Fiber may also impact levels of another hunger-related hormone, leptin. Leptin functions as a counterweight to ghrelin: It’s secreted by fat cells and signals the brain to decrease sensations of hunger. When leptin levels are high for a long time due to excess fat, the body can stop paying attention to its message of “stop eating.”
One way to help people overcome obesity is to lower their leptin levels and stop leptin resistance, so their bodies can re-establish a balance. It’s like if someone has been shouting at you for so long that you no longer pay any attention to them, unless they stop shouting for a while, you’ll have a hard time listening to them ever again.
A small 2017 study of overweight adults found that adding resistant starch to a moderate- to high-fat diet lowered leptin levels. And a larger 2021 study of 17-year-olds also found that higher fiber intake was significantly associated with lower leptin. This may contribute to reductions in low-grade chronic inflammation and improved health outcomes, such as the prevention of obesity and type 2 diabetes.
Fiber-Rich & Hormone Balancing Recipes
Fiber is in a wide range of fruits, vegetables, legumes, and whole grains, which are all designed to supply your body with the nutrients it needs to live a happy, healthy, and balanced life. Speaking of balance — regulate your hormones with ease as you enjoy these tasty, fiber-filled recipes for breakfast, lunch, or dinner (and maybe a tasty afternoon, fiber-filled snack, too).
1. Oatmeal Banana Bites
Packed with plenty of fiber from oats and bananas, these muffin-like bites are a tasty snack that does just the trick for proper hormone balance. The banana’s prebiotic fiber will feed your good gut bacteria. And the oats provide both soluble and insoluble fiber, preventing a spike in your blood sugar. Plus, these Oatmeal Banana Bites are super simple to make — and tasty, too!
2. Smoky Sweet Potato Black Bean Salad
Sweet potatoes and black beans are two plant-based foods that are excellent for balancing hormones, feeding a healthy gut microbiome, managing a healthy insulin response, and supplying the body with protein, carbohydrates, and phytonutrients. Plus, the combination of sweet and smoky flavors is absolutely scrumptious, making this simple, mouthwatering salad one you can enjoy anytime!
3. Moroccan Bulgur Bowl with Savory Orange Dressing
The Moroccan Bulgur Bowl is filled with a healing blend of spices, loads of fiber-rich veggies, and nourishing healthy fats to keep your hormones in check.

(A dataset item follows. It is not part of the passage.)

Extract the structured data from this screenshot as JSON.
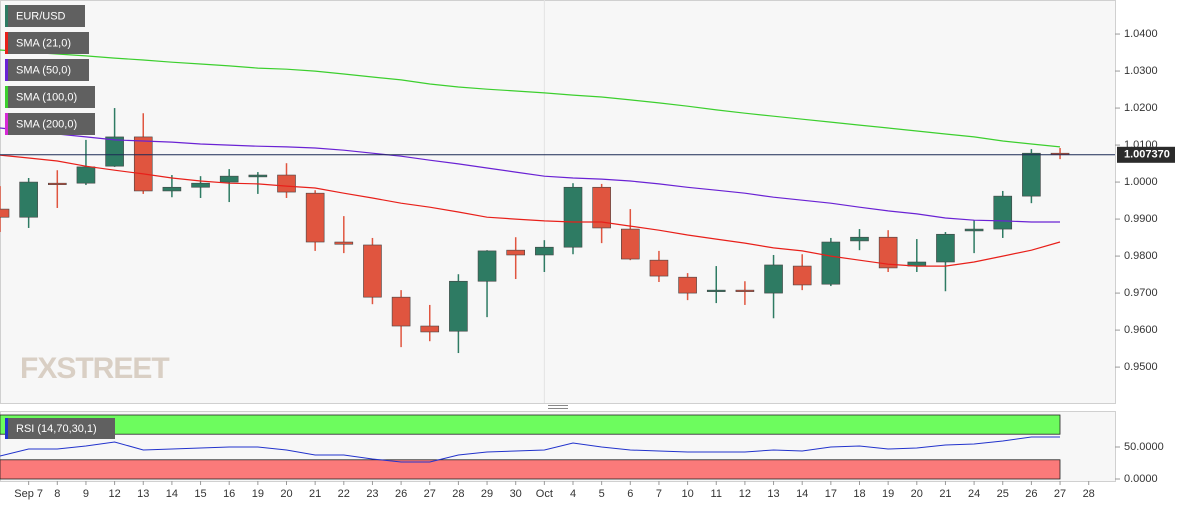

Plus, the flavor combinations are scrumptiously unique! And the creamy Savory Orange Dressing drizzled on top of fragrant bulgur, veggies, crunchy pistachios, and cooling mint takes this meal to the next level.
Keep Your Hormones Balanced — With Fiber!
The microbiome plays an important role in human health, including influencing hormonal balance. And one of the biggest controllable factors in the health of your microbiome is fiber. Prebiotic fiber, in particular, feeds good gut bacteria that help keep your hormones where they need to be.
Fiber also helps your digestive system stay healthy and get rid of waste, which includes spent and excess hormones. Getting enough fiber doesn’t just have a positive impact on hormone levels — it can also help prevent chronic diseases and conditions like type 2 diabetes, cancer, and obesity.
By eating foods with various types of soluble and insoluble fiber, you can keep your body’s information switchboard running smoothly and effectively, without disruption in hormonal balance.